# Equipment positioning



## Altohombre (Dec 31, 2007)

Is there a preferred positioning for a HOT protein skimmer and a heater in my tank. Should it be in the middle or is one of the ends ok. Also in terms of Powerheads, where should they be positioned in the tank? Is there any diagrams on the web on this?


----------



## bettababy (Oct 12, 2006)

Altohombre said:


> Is there a preferred positioning for a HOT protein skimmer and a heater in my tank. Should it be in the middle or is one of the ends ok. Also in terms of Powerheads, where should they be positioned in the tank? Is there any diagrams on the web on this?

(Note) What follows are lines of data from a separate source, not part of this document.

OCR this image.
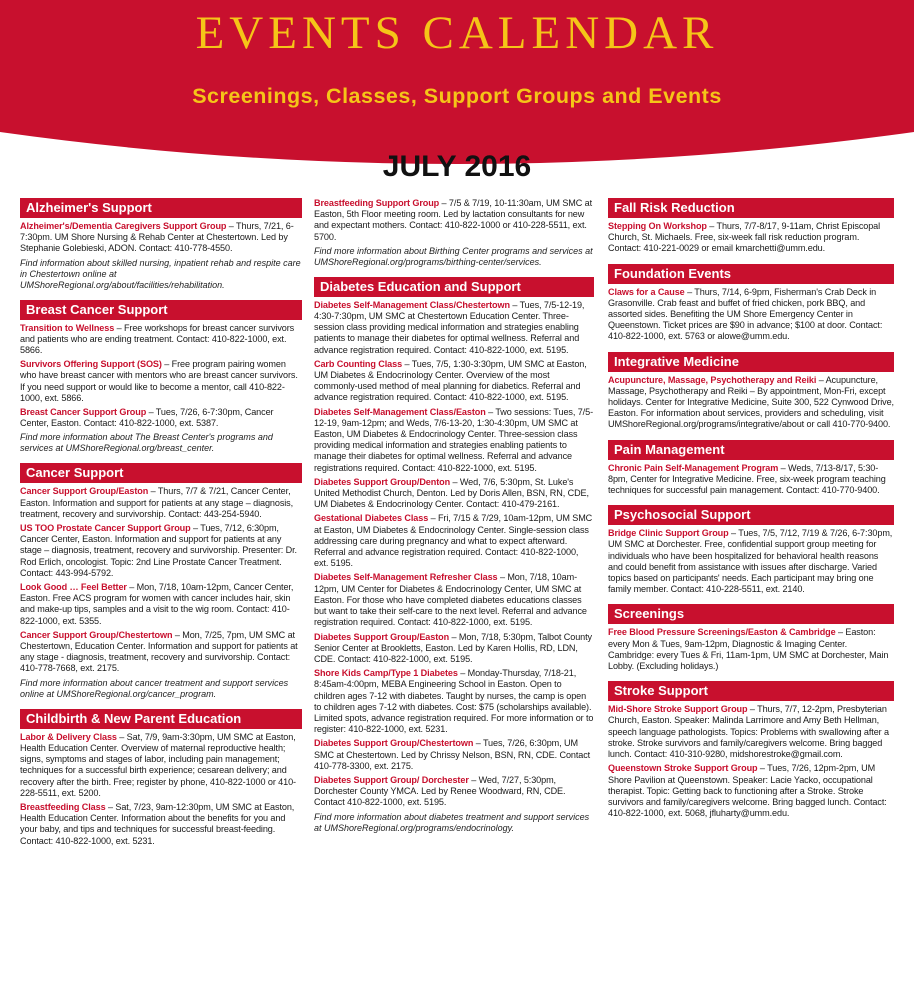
EVENTS CALENDAR
Screenings, Classes, Support Groups and Events
JULY 2016
Alzheimer's Support

Alzheimer's/Dementia Caregivers Support Group – Thurs, 7/21, 6-7:30pm. UM Shore Nursing & Rehab Center at Chestertown. Led by Stephanie Golebieski, ADON. Contact: 410-778-4550.

Find information about skilled nursing, inpatient rehab and respite care in Chestertown online at UMShoreRegional.org/about/facilities/rehabilitation.

Breast Cancer Support

Transition to Wellness – Free workshops for breast cancer survivors and patients who are ending treatment. Contact: 410-822-1000, ext. 5866.

Survivors Offering Support (SOS) – Free program pairing women who have breast cancer with mentors who are breast cancer survivors. If you need support or would like to become a mentor, call 410-822-1000, ext. 5866.

Breast Cancer Support Group – Tues, 7/26, 6-7:30pm, Cancer Center, Easton. Contact: 410-822-1000, ext. 5387.

Find more information about The Breast Center's programs and services at UMShoreRegional.org/breast_center.

Cancer Support

Cancer Support Group/Easton – Thurs, 7/7 & 7/21, Cancer Center, Easton. Information and support for patients at any stage – diagnosis, treatment, recovery and survivorship. Contact: 443-254-5940.

US TOO Prostate Cancer Support Group – Tues, 7/12, 6:30pm, Cancer Center, Easton. Information and support for patients at any stage – diagnosis, treatment, recovery and survivorship. Presenter: Dr. Rod Erlich, oncologist. Topic: 2nd Line Prostate Cancer Treatment. Contact: 443-994-5792.

Look Good … Feel Better – Mon, 7/18, 10am-12pm, Cancer Center, Easton. Free ACS program for women with cancer includes hair, skin and make-up tips, samples and a visit to the wig room. Contact: 410-822-1000, ext. 5355.

Cancer Support Group/Chestertown – Mon, 7/25, 7pm, UM SMC at Chestertown, Education Center. Information and support for patients at any stage - diagnosis, treatment, recovery and survivorship. Contact: 410-778-7668, ext. 2175.

Find more information about cancer treatment and support services online at UMShoreRegional.org/cancer_program.

Childbirth & New Parent Education

Labor & Delivery Class – Sat, 7/9, 9am-3:30pm, UM SMC at Easton, Health Education Center. Overview of maternal reproductive health; signs, symptoms and stages of labor, including pain management; techniques for a successful birth experience; cesarean delivery; and recovery after the birth. Free; register by phone, 410-822-1000 or 410-228-5511, ext. 5200.

Breastfeeding Class – Sat, 7/23, 9am-12:30pm, UM SMC at Easton, Health Education Center. Information about the benefits for you and your baby, and tips and techniques for successful breast-feeding. Contact: 410-822-1000, ext. 5231.

Breastfeeding Support Group – 7/5 & 7/19, 10-11:30am, UM SMC at Easton, 5th Floor meeting room. Led by lactation consultants for new and expectant mothers. Contact: 410-822-1000 or 410-228-5511, ext. 5700.

Find more information about Birthing Center programs and services at UMShoreRegional.org/programs/birthing-center/services.

Diabetes Education and Support

Diabetes Self-Management Class/Chestertown – Tues, 7/5-12-19, 4:30-7:30pm, UM SMC at Chestertown Education Center. Three-session class providing medical information and strategies enabling patients to manage their diabetes for optimal wellness. Referral and advance registration required. Contact: 410-822-1000, ext. 5195.

Carb Counting Class – Tues, 7/5, 1:30-3:30pm, UM SMC at Easton, UM Diabetes & Endocrinology Center. Overview of the most commonly-used method of meal planning for diabetics. Referral and advance registration required. Contact: 410-822-1000, ext. 5195.

Diabetes Self-Management Class/Easton – Two sessions: Tues, 7/5-12-19, 9am-12pm; and Weds, 7/6-13-20, 1:30-4:30pm, UM SMC at Easton, UM Diabetes & Endocrinology Center. Three-session class providing medical information and strategies enabling patients to manage their diabetes for optimal wellness. Referral and advance registrations required. Contact: 410-822-1000, ext. 5195.

Diabetes Support Group/Denton – Wed, 7/6, 5:30pm, St. Luke's United Methodist Church, Denton. Led by Doris Allen, BSN, RN, CDE, UM Diabetes & Endocrinology Center. Contact: 410-479-2161.

Gestational Diabetes Class – Fri, 7/15 & 7/29, 10am-12pm, UM SMC at Easton, UM Diabetes & Endocrinology Center. Single-session class addressing care during pregnancy and what to expect afterward. Referral and advance registration required. Contact: 410-822-1000, ext. 5195.

Diabetes Self-Management Refresher Class – Mon, 7/18, 10am-12pm, UM Center for Diabetes & Endocrinology Center, UM SMC at Easton. For those who have completed diabetes educations classes but want to take their self-care to the next level. Referral and advance registration required. Contact: 410-822-1000, ext. 5195.

Diabetes Support Group/Easton – Mon, 7/18, 5:30pm, Talbot County Senior Center at Brookletts, Easton. Led by Karen Hollis, RD, LDN, CDE. Contact: 410-822-1000, ext. 5195.

Shore Kids Camp/Type 1 Diabetes – Monday-Thursday, 7/18-21, 8:45am-4:00pm, MEBA Engineering School in Easton. Open to children ages 7-12 with diabetes. Taught by nurses, the camp is open to children ages 7-12 with diabetes. Cost: $75 (scholarships available). Limited spots, advance registration required. For more information or to register: 410-822-1000, ext. 5231.

Diabetes Support Group/Chestertown – Tues, 7/26, 6:30pm, UM SMC at Chestertown. Led by Chrissy Nelson, BSN, RN, CDE. Contact 410-778-3300, ext. 2175.

Diabetes Support Group/ Dorchester – Wed, 7/27, 5:30pm, Dorchester County YMCA. Led by Renee Woodward, RN, CDE. Contact 410-822-1000, ext. 5195.

Find more information about diabetes treatment and support services at UMShoreRegional.org/programs/endocrinology.

Fall Risk Reduction

Stepping On Workshop – Thurs, 7/7-8/17, 9-11am, Christ Episcopal Church, St. Michaels. Free, six-week fall risk reduction program. Contact: 410-221-0029 or email kmarchetti@umm.edu.

Foundation Events

Claws for a Cause – Thurs, 7/14, 6-9pm, Fisherman's Crab Deck in Grasonville. Crab feast and buffet of fried chicken, pork BBQ, and assorted sides. Benefiting the UM Shore Emergency Center in Queenstown. Ticket prices are $90 in advance; $100 at door. Contact: 410-822-1000, ext. 5763 or alowe@umm.edu.

Integrative Medicine

Acupuncture, Massage, Psychotherapy and Reiki – Acupuncture, Massage, Psychotherapy and Reiki – By appointment, Mon-Fri, except holidays. Center for Integrative Medicine, Suite 300, 522 Cynwood Drive, Easton. For information about services, providers and scheduling, visit UMShoreRegional.org/programs/integrative/about or call 410-770-9400.

Pain Management

Chronic Pain Self-Management Program – Weds, 7/13-8/17, 5:30-8pm, Center for Integrative Medicine. Free, six-week program teaching techniques for successful pain management. Contact: 410-770-9400.

Psychosocial Support

Bridge Clinic Support Group – Tues, 7/5, 7/12, 7/19 & 7/26, 6-7:30pm, UM SMC at Dorchester. Free, confidential support group meeting for individuals who have been hospitalized for behavioral health reasons and could benefit from assistance with issues after discharge. Varied topics based on participants' needs. Each participant may bring one family member. Contact: 410-228-5511, ext. 2140.

Screenings

Free Blood Pressure Screenings/Easton & Cambridge – Easton: every Mon & Tues, 9am-12pm, Diagnostic & Imaging Center. Cambridge: every Tues & Fri, 11am-1pm, UM SMC at Dorchester, Main Lobby. (Excluding holidays.)

Stroke Support

Mid-Shore Stroke Support Group – Thurs, 7/7, 12-2pm, Presbyterian Church, Easton. Speaker: Malinda Larrimore and Amy Beth Hellman, speech language pathologists. Topics: Problems with swallowing after a stroke. Stroke survivors and family/caregivers welcome. Bring bagged lunch. Contact: 410-310-9280, midshorestroke@gmail.com.

Queenstown Stroke Support Group – Tues, 7/26, 12pm-2pm, UM Shore Pavilion at Queenstown. Speaker: Lacie Yacko, occupational therapist. Topic: Getting back to functioning after a Stroke. Stroke survivors and family/caregivers welcome. Bring bagged lunch. Contact: 410-822-1000, ext. 5068, jfluharty@umm.edu.
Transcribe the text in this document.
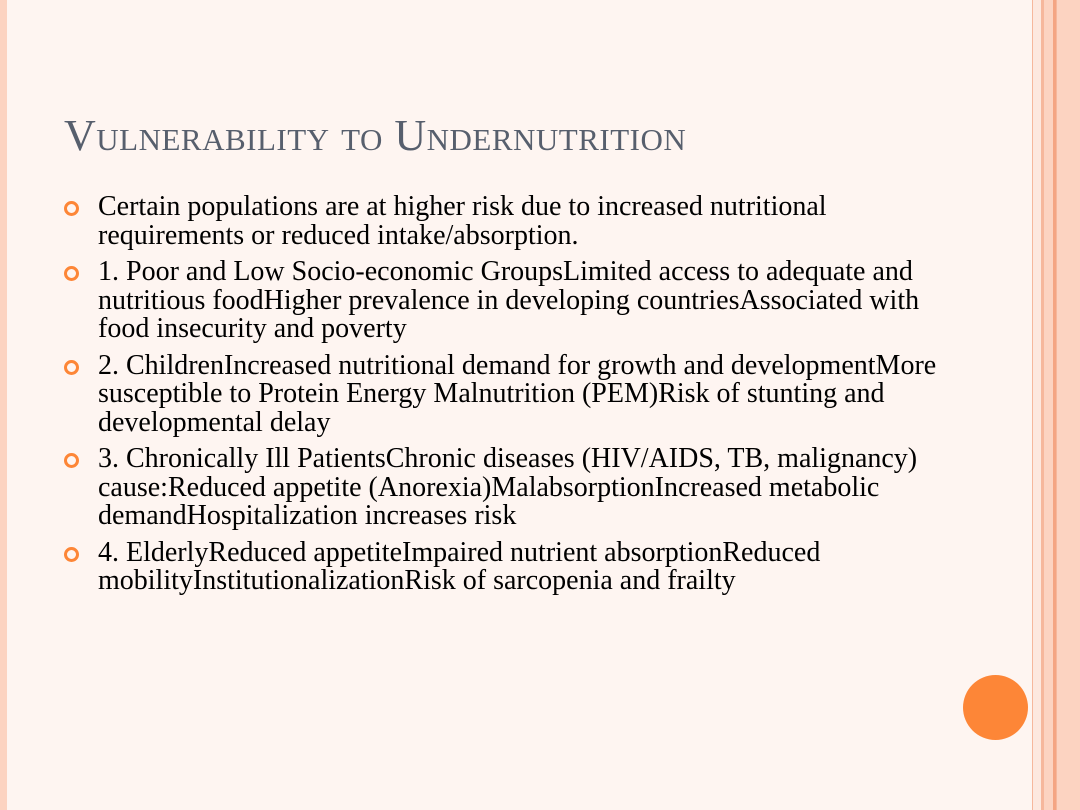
Vulnerability to Undernutrition
Certain populations are at higher risk due to increased nutritional requirements or reduced intake/absorption.
1. Poor and Low Socio-economic GroupsLimited access to adequate and nutritious foodHigher prevalence in developing countriesAssociated with food insecurity and poverty
2. ChildrenIncreased nutritional demand for growth and developmentMore susceptible to Protein Energy Malnutrition (PEM)Risk of stunting and developmental delay
3. Chronically Ill PatientsChronic diseases (HIV/AIDS, TB, malignancy) cause:Reduced appetite (Anorexia)MalabsorptionIncreased metabolic demandHospitalization increases risk
4. ElderlyReduced appetiteImpaired nutrient absorptionReduced mobilityInstitutionalizationRisk of sarcopenia and frailty
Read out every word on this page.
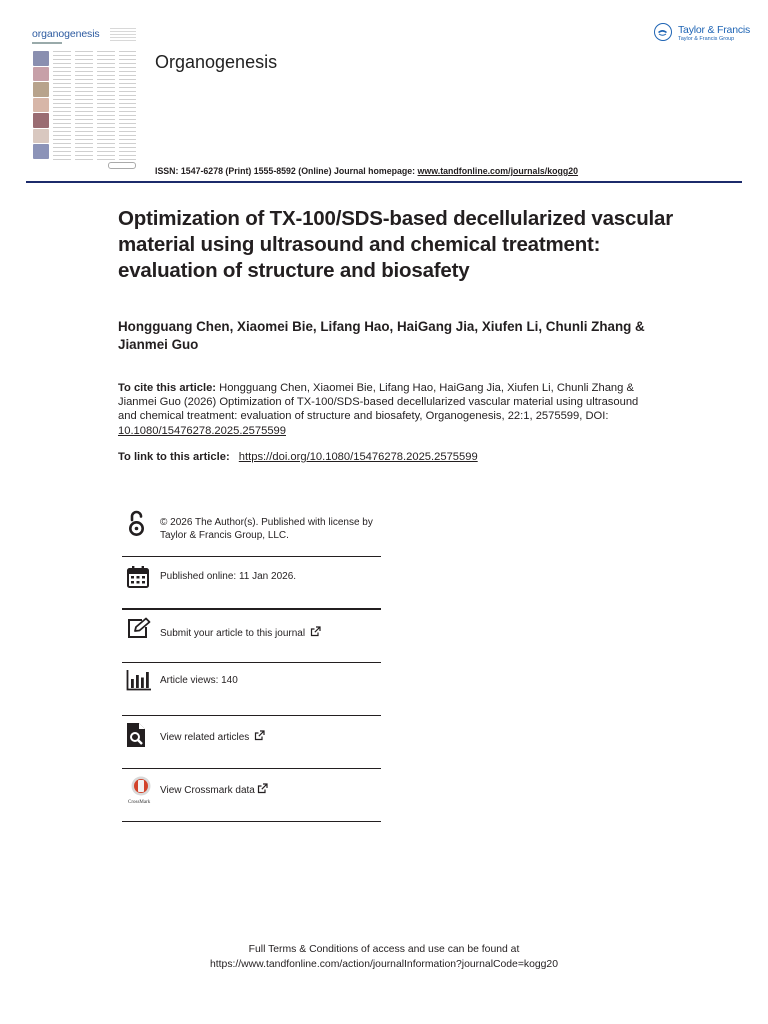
organogenesis
Organogenesis
Taylor & Francis
Taylor & Francis Group
ISSN: 1547-6278 (Print) 1555-8592 (Online) Journal homepage: www.tandfonline.com/journals/kogg20
Optimization of TX-100/SDS-based decellularized vascular material using ultrasound and chemical treatment: evaluation of structure and biosafety
Hongguang Chen, Xiaomei Bie, Lifang Hao, HaiGang Jia, Xiufen Li, Chunli Zhang & Jianmei Guo
To cite this article: Hongguang Chen, Xiaomei Bie, Lifang Hao, HaiGang Jia, Xiufen Li, Chunli Zhang & Jianmei Guo (2026) Optimization of TX-100/SDS-based decellularized vascular material using ultrasound and chemical treatment: evaluation of structure and biosafety, Organogenesis, 22:1, 2575599, DOI: 10.1080/15476278.2025.2575599
To link to this article: https://doi.org/10.1080/15476278.2025.2575599
© 2026 The Author(s). Published with license by Taylor & Francis Group, LLC.
Published online: 11 Jan 2026.
Submit your article to this journal
Article views: 140
View related articles
CrossMark
View Crossmark data
Full Terms & Conditions of access and use can be found at
https://www.tandfonline.com/action/journalInformation?journalCode=kogg20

The skimmer will probably end up where you can fit it, but I always suggest skimmer be on opposite end as filter. Heater can go anywhere, however, if it's near the filter intake it will help to circulate the heated water through the tank instead of creating a "warm spot".
Powerheads should be positioned so as not to blow fish around, but to create circulation that runs through the tank, especially directing water from the far side to past the filter intake. The powerhead positioning will usually be dependent on the animals in the tank, especially corals and other inverts who may need higher circulation. Because its dependent on the animals and how the tank is decorated, there is no diagram that I am aware of that is a "basic guide". Every tank will require something different.


----------